Most of its program followed the more comical sides of Fourth Wall wizardry. It was fitting, however, that after the soul-stirring "Rulakam," the show ended with a staged setting of Debussy's "Clair de Lune." To calming effect, the personas Parsons and flutist Hilary Abigana had assumed in the program-opener, "The Toy Soldier's Tale," were briefly reprised. The eloquently staged opener, with music by Brett Abigana, poses an ethereal ballerina, played by the flutist, as an object of affection vied for by the title character (Parsons) and a sly, lively jack-in-the-box (Jukes). The tale's conclusion provides the happy ending expected, but without excessive sentimentality. As the story proceeded, instruments were played in the group's patented manner — with the members in constant motion, accurately and with no bumps or burps.

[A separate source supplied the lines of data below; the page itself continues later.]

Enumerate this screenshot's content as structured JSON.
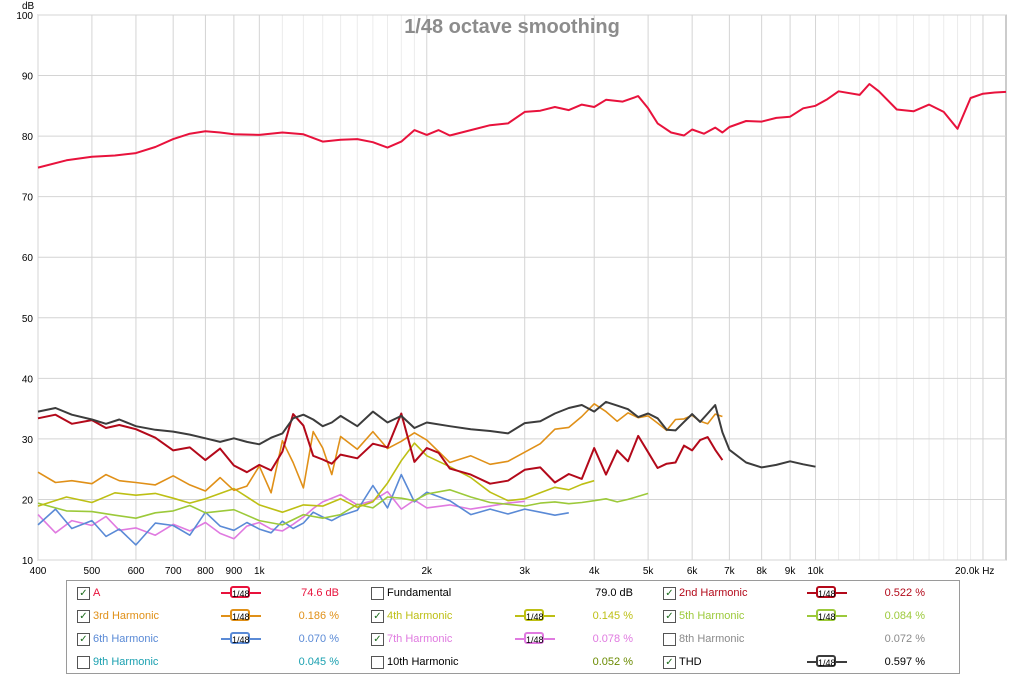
{
  "chart_data": {
    "type": "line",
    "title": "1/48 octave smoothing",
    "ylabel": "dB",
    "xlabel": "Hz",
    "xscale": "log",
    "xlim": [
      400,
      22000
    ],
    "ylim": [
      10,
      100
    ],
    "grid": true,
    "y_ticks": [
      "10",
      "20",
      "30",
      "40",
      "50",
      "60",
      "70",
      "80",
      "90",
      "100"
    ],
    "x_ticks": [
      {
        "v": 400,
        "label": "400"
      },
      {
        "v": 500,
        "label": "500"
      },
      {
        "v": 600,
        "label": "600"
      },
      {
        "v": 700,
        "label": "700"
      },
      {
        "v": 800,
        "label": "800"
      },
      {
        "v": 900,
        "label": "900"
      },
      {
        "v": 1000,
        "label": "1k"
      },
      {
        "v": 2000,
        "label": "2k"
      },
      {
        "v": 3000,
        "label": "3k"
      },
      {
        "v": 4000,
        "label": "4k"
      },
      {
        "v": 5000,
        "label": "5k"
      },
      {
        "v": 6000,
        "label": "6k"
      },
      {
        "v": 7000,
        "label": "7k"
      },
      {
        "v": 8000,
        "label": "8k"
      },
      {
        "v": 9000,
        "label": "9k"
      },
      {
        "v": 10000,
        "label": "10k"
      },
      {
        "v": 20000,
        "label": "20.0k Hz"
      }
    ],
    "minor_x": [
      1100,
      1200,
      1300,
      1400,
      1500,
      1600,
      1700,
      1800,
      1900,
      11000,
      12000,
      13000,
      14000,
      15000,
      16000,
      17000,
      18000,
      19000
    ],
    "series": [
      {
        "name": "A",
        "color": "#e8123c",
        "width": 2,
        "x": [
          400,
          450,
          500,
          550,
          600,
          650,
          700,
          750,
          800,
          850,
          900,
          1000,
          1100,
          1200,
          1300,
          1400,
          1500,
          1600,
          1700,
          1800,
          1900,
          2000,
          2100,
          2200,
          2400,
          2600,
          2800,
          3000,
          3200,
          3400,
          3600,
          3800,
          4000,
          4200,
          4500,
          4800,
          5000,
          5200,
          5500,
          5800,
          6000,
          6300,
          6600,
          6800,
          7000,
          7500,
          8000,
          8500,
          9000,
          9500,
          10000,
          10500,
          11000,
          12000,
          12500,
          13000,
          14000,
          15000,
          16000,
          17000,
          18000,
          19000,
          20000,
          21000,
          22000
        ],
        "y": [
          74.8,
          76,
          76.6,
          76.8,
          77.2,
          78.2,
          79.5,
          80.4,
          80.8,
          80.6,
          80.3,
          80.2,
          80.6,
          80.3,
          79.1,
          79.4,
          79.5,
          79,
          78.1,
          79.1,
          81,
          80.2,
          81,
          80.1,
          81,
          81.8,
          82.1,
          84,
          84.2,
          84.8,
          84.3,
          85.2,
          84.8,
          86,
          85.7,
          86.6,
          84.6,
          82.1,
          80.6,
          80.1,
          81.1,
          80.4,
          81.4,
          80.6,
          81.5,
          82.5,
          82.4,
          83,
          83.2,
          84.6,
          85,
          86.1,
          87.4,
          86.8,
          88.6,
          87.4,
          84.4,
          84.1,
          85.2,
          84,
          81.2,
          86.3,
          87,
          87.2,
          87.3
        ]
      },
      {
        "name": "THD",
        "color": "#3c3c3c",
        "width": 2,
        "x": [
          400,
          430,
          460,
          500,
          530,
          560,
          600,
          650,
          700,
          750,
          800,
          850,
          900,
          950,
          1000,
          1050,
          1100,
          1150,
          1200,
          1250,
          1300,
          1350,
          1400,
          1500,
          1600,
          1700,
          1800,
          1900,
          2000,
          2200,
          2400,
          2600,
          2800,
          3000,
          3200,
          3400,
          3600,
          3800,
          4000,
          4200,
          4400,
          4600,
          4800,
          5000,
          5200,
          5400,
          5600,
          5800,
          6000,
          6200,
          6400,
          6600,
          6800,
          7000,
          7500,
          8000,
          8500,
          9000,
          9500,
          10000
        ],
        "y": [
          34.5,
          35.1,
          34,
          33.2,
          32.5,
          33.2,
          32.1,
          31.5,
          31.2,
          30.7,
          30.1,
          29.5,
          30.1,
          29.5,
          29.1,
          30.2,
          30.9,
          33.4,
          34,
          33.2,
          32.1,
          32.7,
          33.8,
          32.1,
          34.5,
          32.7,
          33.8,
          31.8,
          32.7,
          32.1,
          31.6,
          31.3,
          30.9,
          32.6,
          32.9,
          34.2,
          35.1,
          35.6,
          34.5,
          36.1,
          35.5,
          34.9,
          33.6,
          34.2,
          33.4,
          31.5,
          31.4,
          32.8,
          34.1,
          32.8,
          34.2,
          35.6,
          31.1,
          28.2,
          26.1,
          25.3,
          25.7,
          26.3,
          25.8,
          25.4
        ]
      },
      {
        "name": "2nd Harmonic",
        "color": "#b3091a",
        "width": 2,
        "x": [
          400,
          430,
          460,
          500,
          530,
          560,
          600,
          650,
          700,
          750,
          800,
          850,
          900,
          950,
          1000,
          1050,
          1100,
          1150,
          1200,
          1250,
          1300,
          1350,
          1400,
          1500,
          1600,
          1700,
          1800,
          1900,
          2000,
          2100,
          2200,
          2400,
          2600,
          2800,
          3000,
          3200,
          3400,
          3600,
          3800,
          4000,
          4200,
          4400,
          4600,
          4800,
          5000,
          5200,
          5400,
          5600,
          5800,
          6000,
          6200,
          6400,
          6600,
          6800
        ],
        "y": [
          33.4,
          34,
          32.5,
          33.1,
          31.8,
          32.3,
          31.6,
          30.2,
          28.1,
          28.6,
          26.5,
          28.4,
          25.6,
          24.5,
          25.7,
          24.8,
          27.9,
          34.1,
          32.2,
          27.2,
          26.6,
          25.9,
          27.4,
          26.8,
          29.2,
          28.6,
          34.2,
          26.2,
          28.5,
          27.7,
          25.1,
          24.1,
          22.6,
          23.1,
          24.9,
          25.3,
          22.8,
          24.2,
          23.4,
          28.5,
          24.1,
          28.1,
          26.3,
          30.5,
          27.8,
          25.2,
          25.9,
          26.1,
          28.9,
          28.1,
          29.8,
          30.3,
          28.2,
          26.5
        ]
      },
      {
        "name": "3rd Harmonic",
        "color": "#e09018",
        "width": 1.6,
        "x": [
          400,
          430,
          460,
          500,
          530,
          560,
          600,
          650,
          700,
          750,
          800,
          850,
          900,
          950,
          1000,
          1050,
          1100,
          1150,
          1200,
          1250,
          1300,
          1350,
          1400,
          1500,
          1600,
          1700,
          1800,
          1900,
          2000,
          2200,
          2400,
          2600,
          2800,
          3000,
          3200,
          3400,
          3600,
          3800,
          4000,
          4200,
          4400,
          4600,
          4800,
          5000,
          5200,
          5400,
          5600,
          5800,
          6000,
          6200,
          6400,
          6600,
          6800
        ],
        "y": [
          24.5,
          22.8,
          23.1,
          22.6,
          24.1,
          23.1,
          22.8,
          22.4,
          23.9,
          22.4,
          21.4,
          23.6,
          21.5,
          22.2,
          25.5,
          21.1,
          29.7,
          26.1,
          21.9,
          31.2,
          28.5,
          24.1,
          30.4,
          28.3,
          31.2,
          28.4,
          29.6,
          31,
          29.8,
          26.1,
          27.2,
          25.8,
          26.3,
          27.8,
          29.2,
          31.6,
          31.9,
          33.7,
          35.8,
          34.5,
          32.9,
          34.3,
          33.5,
          33.8,
          32.6,
          31.4,
          33.2,
          33.3,
          33.9,
          32.9,
          32.5,
          34.1,
          33.7
        ]
      },
      {
        "name": "4th Harmonic",
        "color": "#bdbf14",
        "width": 1.6,
        "x": [
          400,
          450,
          500,
          550,
          600,
          650,
          700,
          750,
          800,
          900,
          1000,
          1100,
          1200,
          1300,
          1400,
          1500,
          1600,
          1700,
          1800,
          1900,
          2000,
          2200,
          2400,
          2600,
          2800,
          3000,
          3200,
          3400,
          3600,
          3800,
          4000
        ],
        "y": [
          18.9,
          20.4,
          19.5,
          21.1,
          20.7,
          21,
          20.2,
          19.4,
          20.1,
          21.8,
          19.1,
          17.9,
          19.1,
          18.9,
          20.1,
          18.7,
          19.6,
          22.7,
          26.4,
          29.3,
          27.2,
          25.4,
          23.6,
          21.2,
          19.8,
          20.1,
          21.1,
          22,
          21.6,
          22.5,
          23.1
        ]
      },
      {
        "name": "5th Harmonic",
        "color": "#9cc93a",
        "width": 1.6,
        "x": [
          400,
          450,
          500,
          550,
          600,
          650,
          700,
          750,
          800,
          900,
          1000,
          1100,
          1200,
          1300,
          1400,
          1500,
          1600,
          1700,
          1800,
          1900,
          2000,
          2200,
          2400,
          2600,
          2800,
          3000,
          3200,
          3400,
          3600,
          3800,
          4000,
          4200,
          4400,
          4600,
          4800,
          5000
        ],
        "y": [
          19.4,
          18.1,
          18,
          17.4,
          16.9,
          17.8,
          18.1,
          19,
          17.8,
          18.3,
          16.5,
          15.8,
          17.5,
          16.9,
          17.5,
          19.2,
          18.6,
          20.4,
          20.2,
          19.8,
          20.9,
          21.6,
          20.4,
          19.5,
          19.2,
          18.9,
          19.4,
          19.6,
          19.3,
          19.5,
          19.8,
          20.1,
          19.6,
          20,
          20.5,
          21
        ]
      },
      {
        "name": "6th Harmonic",
        "color": "#5a8ad6",
        "width": 1.6,
        "x": [
          400,
          430,
          460,
          500,
          530,
          560,
          600,
          650,
          700,
          750,
          800,
          850,
          900,
          950,
          1000,
          1050,
          1100,
          1150,
          1200,
          1250,
          1300,
          1350,
          1400,
          1500,
          1600,
          1700,
          1800,
          1900,
          2000,
          2200,
          2400,
          2600,
          2800,
          3000,
          3200,
          3400,
          3600
        ],
        "y": [
          15.8,
          18.4,
          15.2,
          16.5,
          13.9,
          15.1,
          12.5,
          16.1,
          15.7,
          14.1,
          17.9,
          15.6,
          14.9,
          16.2,
          15.1,
          14.5,
          16.4,
          15.2,
          16.1,
          17.9,
          17.1,
          16.5,
          17.3,
          18.2,
          22.3,
          18.6,
          24.1,
          19.6,
          21.2,
          19.8,
          17.5,
          18.4,
          17.6,
          18.4,
          17.9,
          17.4,
          17.8
        ]
      },
      {
        "name": "7th Harmonic",
        "color": "#e07ae0",
        "width": 1.6,
        "x": [
          400,
          430,
          460,
          500,
          530,
          560,
          600,
          650,
          700,
          750,
          800,
          850,
          900,
          950,
          1000,
          1050,
          1100,
          1150,
          1200,
          1250,
          1300,
          1350,
          1400,
          1500,
          1600,
          1700,
          1800,
          1900,
          2000,
          2200,
          2400,
          2600,
          2800,
          3000
        ],
        "y": [
          17.5,
          14.5,
          16.5,
          15.7,
          17.2,
          14.9,
          15.3,
          14.1,
          15.9,
          14.8,
          16.2,
          14.4,
          13.5,
          15.6,
          16.2,
          15.1,
          14.8,
          15.9,
          17.1,
          18.5,
          19.6,
          20.2,
          20.8,
          19.1,
          19.8,
          21.3,
          18.4,
          19.9,
          18.6,
          19.1,
          18.4,
          18.9,
          19.4,
          19.7
        ]
      }
    ]
  },
  "legend": [
    {
      "checked": true,
      "name": "A",
      "name_color": "#e8123c",
      "smooth": "1/48",
      "line_color": "#e8123c",
      "value": "74.6 dB",
      "value_color": "#e8123c",
      "col": 0,
      "row": 0
    },
    {
      "checked": false,
      "name": "Fundamental",
      "name_color": "#000000",
      "smooth": "",
      "line_color": "",
      "value": "79.0 dB",
      "value_color": "#000000",
      "col": 1,
      "row": 0
    },
    {
      "checked": true,
      "name": "2nd Harmonic",
      "name_color": "#b3091a",
      "smooth": "1/48",
      "line_color": "#b3091a",
      "value": "0.522 %",
      "value_color": "#b3091a",
      "col": 2,
      "row": 0
    },
    {
      "checked": true,
      "name": "3rd Harmonic",
      "name_color": "#e09018",
      "smooth": "1/48",
      "line_color": "#e09018",
      "value": "0.186 %",
      "value_color": "#e09018",
      "col": 0,
      "row": 1
    },
    {
      "checked": true,
      "name": "4th Harmonic",
      "name_color": "#bdbf14",
      "smooth": "1/48",
      "line_color": "#bdbf14",
      "value": "0.145 %",
      "value_color": "#bdbf14",
      "col": 1,
      "row": 1
    },
    {
      "checked": true,
      "name": "5th Harmonic",
      "name_color": "#9cc93a",
      "smooth": "1/48",
      "line_color": "#9cc93a",
      "value": "0.084 %",
      "value_color": "#9cc93a",
      "col": 2,
      "row": 1
    },
    {
      "checked": true,
      "name": "6th Harmonic",
      "name_color": "#5a8ad6",
      "smooth": "1/48",
      "line_color": "#5a8ad6",
      "value": "0.070 %",
      "value_color": "#5a8ad6",
      "col": 0,
      "row": 2
    },
    {
      "checked": true,
      "name": "7th Harmonic",
      "name_color": "#e07ae0",
      "smooth": "1/48",
      "line_color": "#e07ae0",
      "value": "0.078 %",
      "value_color": "#e07ae0",
      "col": 1,
      "row": 2
    },
    {
      "checked": false,
      "name": "8th Harmonic",
      "name_color": "#8a8a8a",
      "smooth": "",
      "line_color": "",
      "value": "0.072 %",
      "value_color": "#8a8a8a",
      "col": 2,
      "row": 2
    },
    {
      "checked": false,
      "name": "9th Harmonic",
      "name_color": "#1aa0b0",
      "smooth": "",
      "line_color": "",
      "value": "0.045 %",
      "value_color": "#1aa0b0",
      "col": 0,
      "row": 3
    },
    {
      "checked": false,
      "name": "10th Harmonic",
      "name_color": "#000000",
      "smooth": "",
      "line_color": "",
      "value": "0.052 %",
      "value_color": "#6a8a00",
      "col": 1,
      "row": 3
    },
    {
      "checked": true,
      "name": "THD",
      "name_color": "#000000",
      "smooth": "1/48",
      "line_color": "#3c3c3c",
      "value": "0.597 %",
      "value_color": "#000000",
      "col": 2,
      "row": 3
    }
  ]
}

Games with balloons, using the sort of audience participation the Fourth Wall has always managed deftly, occupied the climax of "On a Spring Morning," which included a delightful episode of the trio playing ragtime with hollow tubes whacked on the floor. Slide projections of toddlers' and one first-grader's "Refrigerator Art" were the backdrop for choreography and music that looked appropriately random and spontaneous but obviously proceeded from careful planning. Parsons wrote the apt score.
Whether caught up in percussive modernism, using a hide-and-seek scenario (for Xenakis' "Rebonds"), or in the gliding nostalgia of Vince Guaraldi's "Skating," the Fourth Wall invariably provoked amazement at the blithe expertness of its accident-free music-making and the agility with which its fey (and occasionally dead-earnest) performances are carried out. Any further return visit to Indianapolis by the ensemble would be welcome.